Morgens um sieben beginnen der 16- und der 18-Jährige mit dem Melken der Kühe und der Versorgung der Kälber. Nicht unanspruchsvoll: „Man muss schon mit Tieren umgehen können“, sagt Peters. Beim gemeinsamen Frühstück mit der Familie Drießen erfahren sie dann, welche Aufgaben noch anfallen. Oft sind das Instandhaltungsarbeiten. Weil zum Betrieb auch rund 100 Hektar Land gehören, auf denen Getreide und Gras für das Futter für die Tiere angebaut werden, gehören das Bestellen der Felder und die Ernte ebenfalls zum Job.

Keine ländliche Idylle

Idyllisch geht es in dem Betrieb, der die Arla-Molkerei mit täglich 10.000 bis 12.000 Litern Milch beliefert, daher nur bedingt zu. Denn, auch darüber müssten sich die Azubis im Klaren sein, „am Ende sind die Tiere hier Lebensmittel“, so Klaus Drießen.

Trotzdem ist das Umfeld familiärer als bei anderen Ausbildungsstellen. Marius Peters hat sogar ein Zimmer auf dem Hof bezogen, um nicht täglich zwischen Bottrop und Gelsenkirchen pendeln zu müssen. Denn um zur Berufsschule in Borken zu kommen, sitze er an ein bis zwei Tagen in der Woche schon lange genug im Auto.

Gute Perspektiven nach der Ausbildung

„Ohne Führerschein kann man heute keine landwirtschaftliche Ausbildung machen“, bedauert Klaus Drießen. Die Wege zur nächsten Fachschule würden immer länger. So muss der 16-jährige Marius Gerkensmeier, der noch keinen Pkw-Führerschein hat, mit dem Kraftrad bis nach Lüdinghausen fahren.

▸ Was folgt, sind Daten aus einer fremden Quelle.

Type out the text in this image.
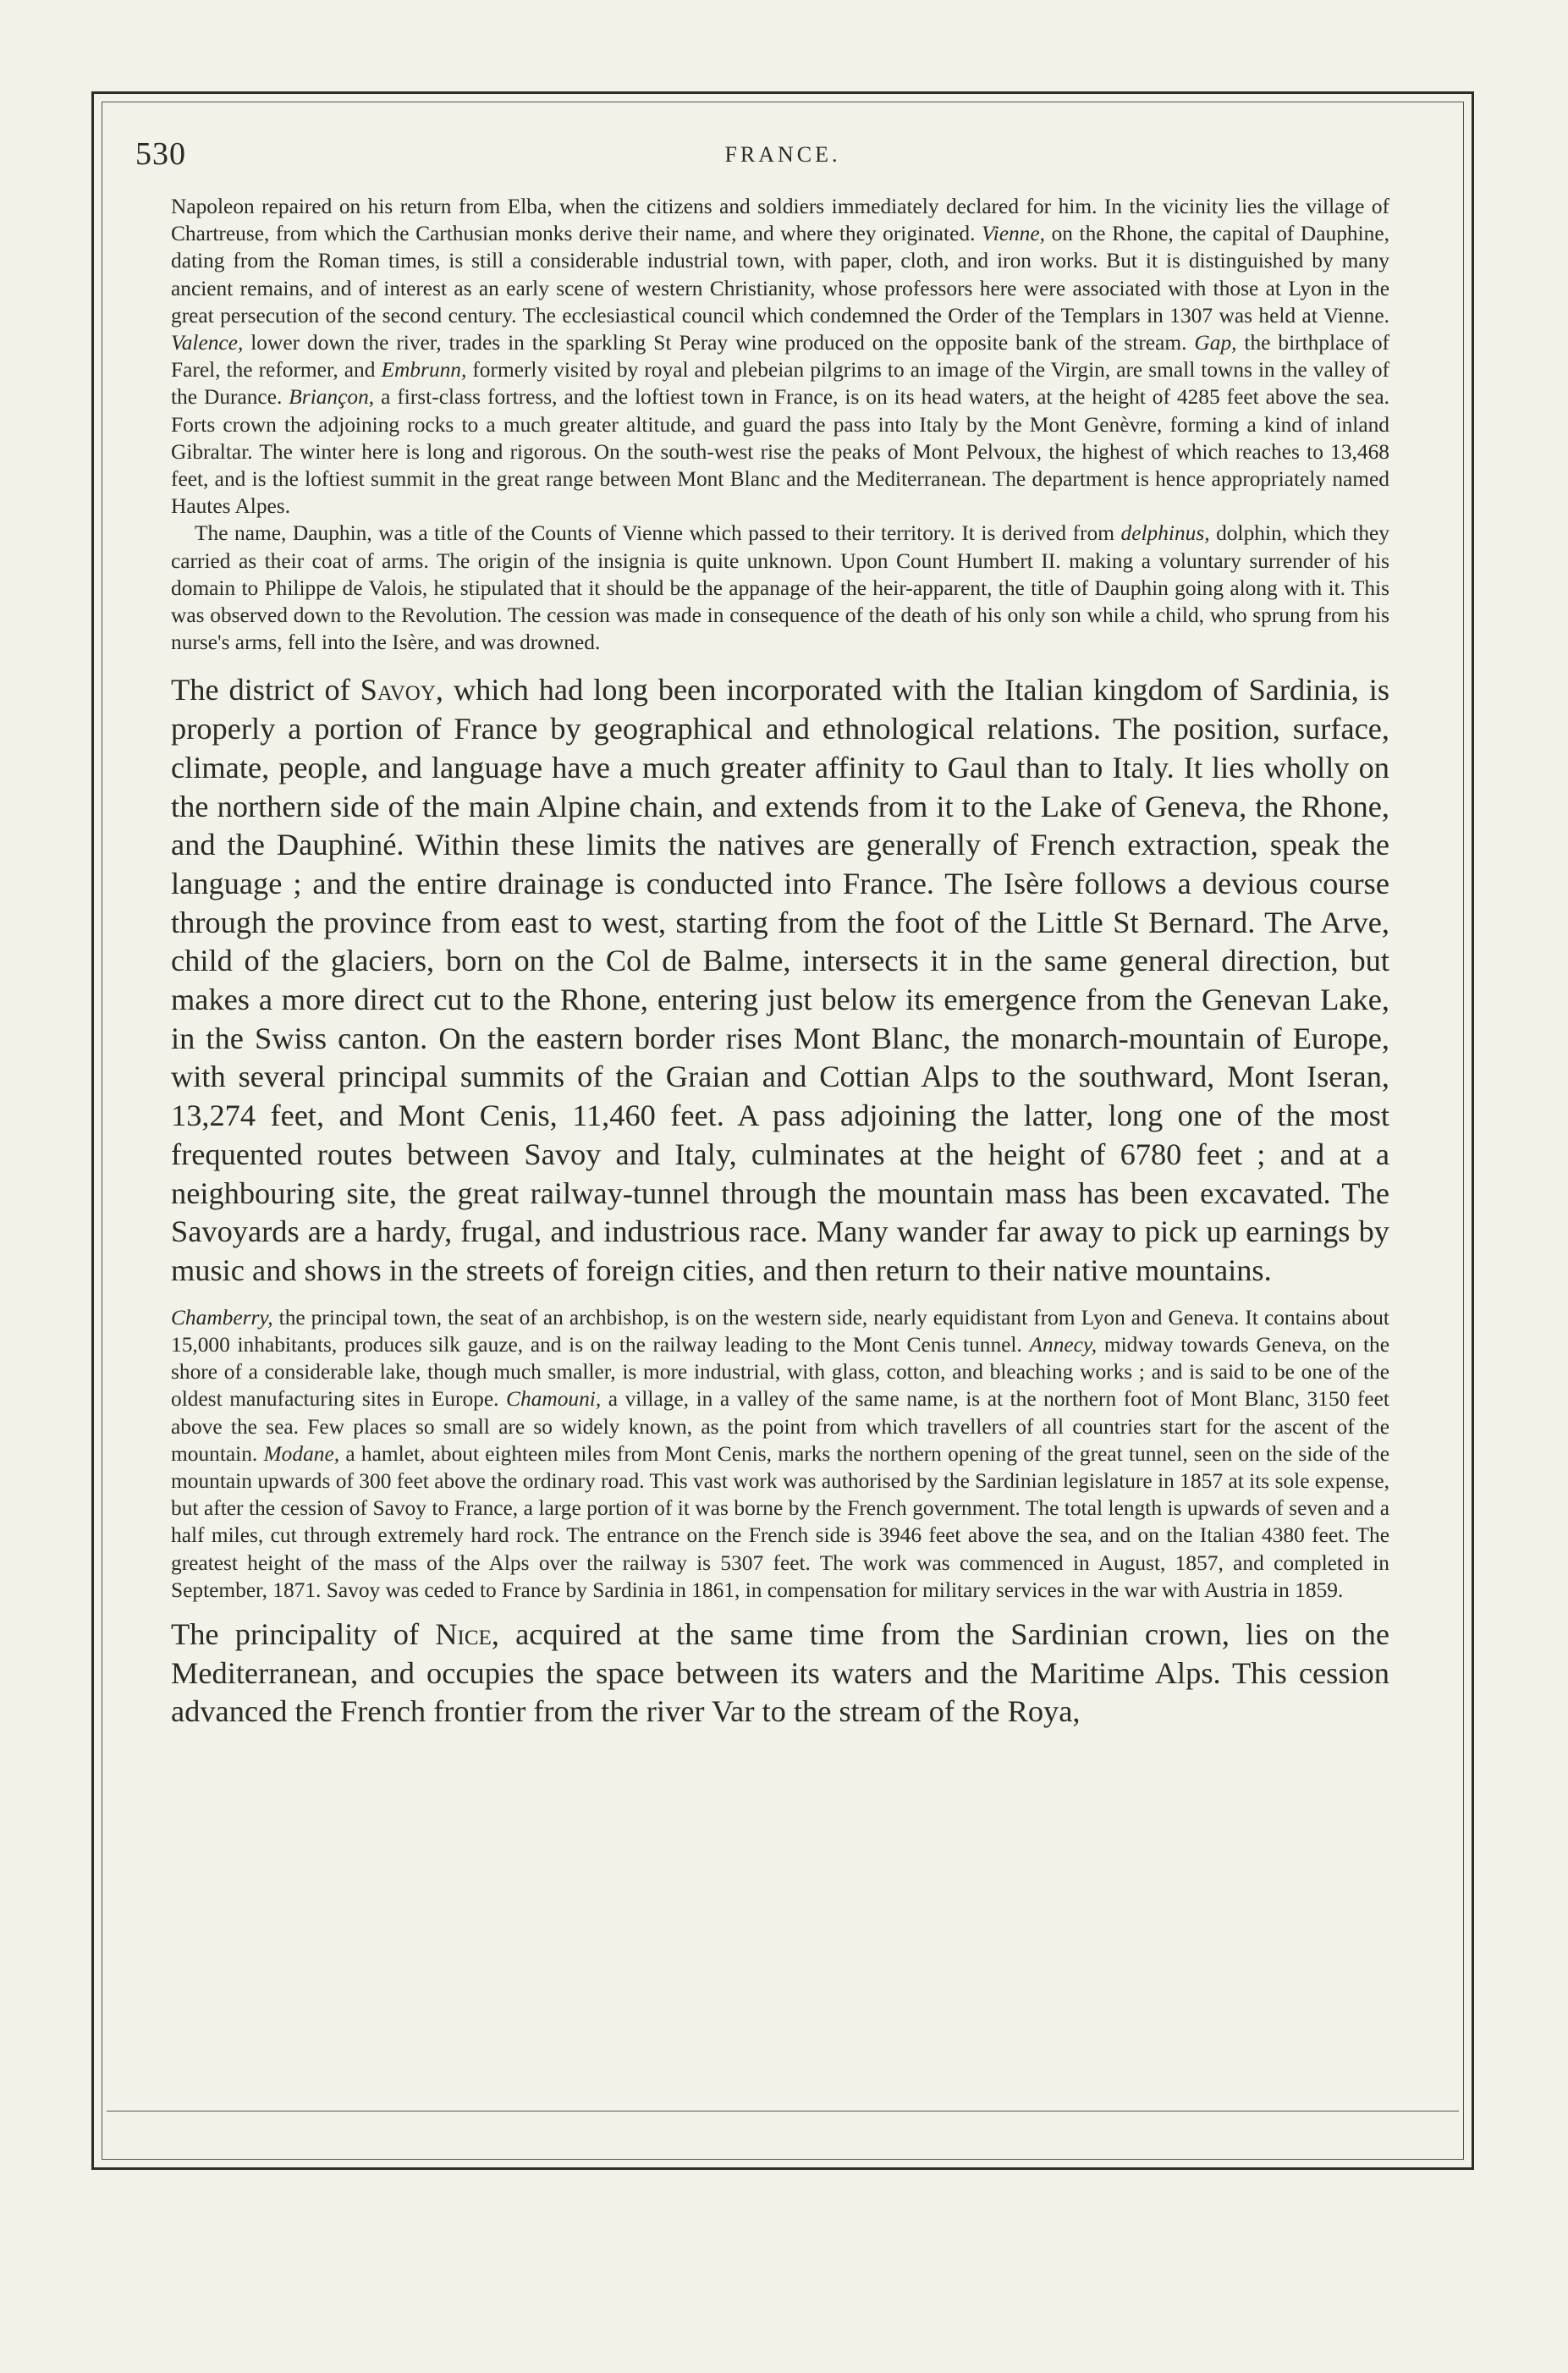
530	FRANCE.

Napoleon repaired on his return from Elba, when the citizens and soldiers immediately declared for him. In the vicinity lies the village of Chartreuse, from which the Carthusian monks derive their name, and where they originated. Vienne, on the Rhone, the capital of Dauphine, dating from the Roman times, is still a considerable industrial town, with paper, cloth, and iron works. But it is distinguished by many ancient remains, and of interest as an early scene of western Christianity, whose professors here were associated with those at Lyon in the great persecution of the second century. The ecclesiastical council which condemned the Order of the Templars in 1307 was held at Vienne. Valence, lower down the river, trades in the sparkling St Peray wine produced on the opposite bank of the stream. Gap, the birthplace of Farel, the reformer, and Embrunn, formerly visited by royal and plebeian pilgrims to an image of the Virgin, are small towns in the valley of the Durance. Briançon, a first-class fortress, and the loftiest town in France, is on its head waters, at the height of 4285 feet above the sea. Forts crown the adjoining rocks to a much greater altitude, and guard the pass into Italy by the Mont Genèvre, forming a kind of inland Gibraltar. The winter here is long and rigorous. On the south-west rise the peaks of Mont Pelvoux, the highest of which reaches to 13,468 feet, and is the loftiest summit in the great range between Mont Blanc and the Mediterranean. The department is hence appropriately named Hautes Alpes.

The name, Dauphin, was a title of the Counts of Vienne which passed to their territory. It is derived from delphinus, dolphin, which they carried as their coat of arms. The origin of the insignia is quite unknown. Upon Count Humbert II. making a voluntary surrender of his domain to Philippe de Valois, he stipulated that it should be the appanage of the heir-apparent, the title of Dauphin going along with it. This was observed down to the Revolution. The cession was made in consequence of the death of his only son while a child, who sprung from his nurse's arms, fell into the Isère, and was drowned.

The district of Savoy, which had long been incorporated with the Italian kingdom of Sardinia, is properly a portion of France by geographical and ethnological relations. The position, surface, climate, people, and language have a much greater affinity to Gaul than to Italy. It lies wholly on the northern side of the main Alpine chain, and extends from it to the Lake of Geneva, the Rhone, and the Dauphiné. Within these limits the natives are generally of French extraction, speak the language ; and the entire drainage is conducted into France. The Isère follows a devious course through the province from east to west, starting from the foot of the Little St Bernard. The Arve, child of the glaciers, born on the Col de Balme, intersects it in the same general direction, but makes a more direct cut to the Rhone, entering just below its emergence from the Genevan Lake, in the Swiss canton. On the eastern border rises Mont Blanc, the monarch-mountain of Europe, with several principal summits of the Graian and Cottian Alps to the southward, Mont Iseran, 13,274 feet, and Mont Cenis, 11,460 feet. A pass adjoining the latter, long one of the most frequented routes between Savoy and Italy, culminates at the height of 6780 feet ; and at a neighbouring site, the great railway-tunnel through the mountain mass has been excavated. The Savoyards are a hardy, frugal, and industrious race. Many wander far away to pick up earnings by music and shows in the streets of foreign cities, and then return to their native mountains.

Chamberry, the principal town, the seat of an archbishop, is on the western side, nearly equidistant from Lyon and Geneva. It contains about 15,000 inhabitants, produces silk gauze, and is on the railway leading to the Mont Cenis tunnel. Annecy, midway towards Geneva, on the shore of a considerable lake, though much smaller, is more industrial, with glass, cotton, and bleaching works ; and is said to be one of the oldest manufacturing sites in Europe. Chamouni, a village, in a valley of the same name, is at the northern foot of Mont Blanc, 3150 feet above the sea. Few places so small are so widely known, as the point from which travellers of all countries start for the ascent of the mountain. Modane, a hamlet, about eighteen miles from Mont Cenis, marks the northern opening of the great tunnel, seen on the side of the mountain upwards of 300 feet above the ordinary road. This vast work was authorised by the Sardinian legislature in 1857 at its sole expense, but after the cession of Savoy to France, a large portion of it was borne by the French government. The total length is upwards of seven and a half miles, cut through extremely hard rock. The entrance on the French side is 3946 feet above the sea, and on the Italian 4380 feet. The greatest height of the mass of the Alps over the railway is 5307 feet. The work was commenced in August, 1857, and completed in September, 1871. Savoy was ceded to France by Sardinia in 1861, in compensation for military services in the war with Austria in 1859.

The principality of Nice, acquired at the same time from the Sardinian crown, lies on the Mediterranean, and occupies the space between its waters and the Maritime Alps. This cession advanced the French frontier from the river Var to the stream of the Roya,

Unannehmlichkeiten, die der junge Mann gerne in Kauf nimmt, denn er hat ein klares Ziel: „Ich möchte nach der Ausbildung die Weiterbildung zum staatlich geprüften Agrarbetriebswirt machen.“ Dann, so Drießen, „kann man sich die Stelle aussuchen“. Auch, weil der Nachwuchs in der Branche weniger werde. „In den letzten Jahren ist es schwieriger geworden, Auszubildende zu finden.“ Schulabgänger wollen nämlich lieber Verkäufer werden, oder Bankkaufmann, oder Kfz-Mechatroniker.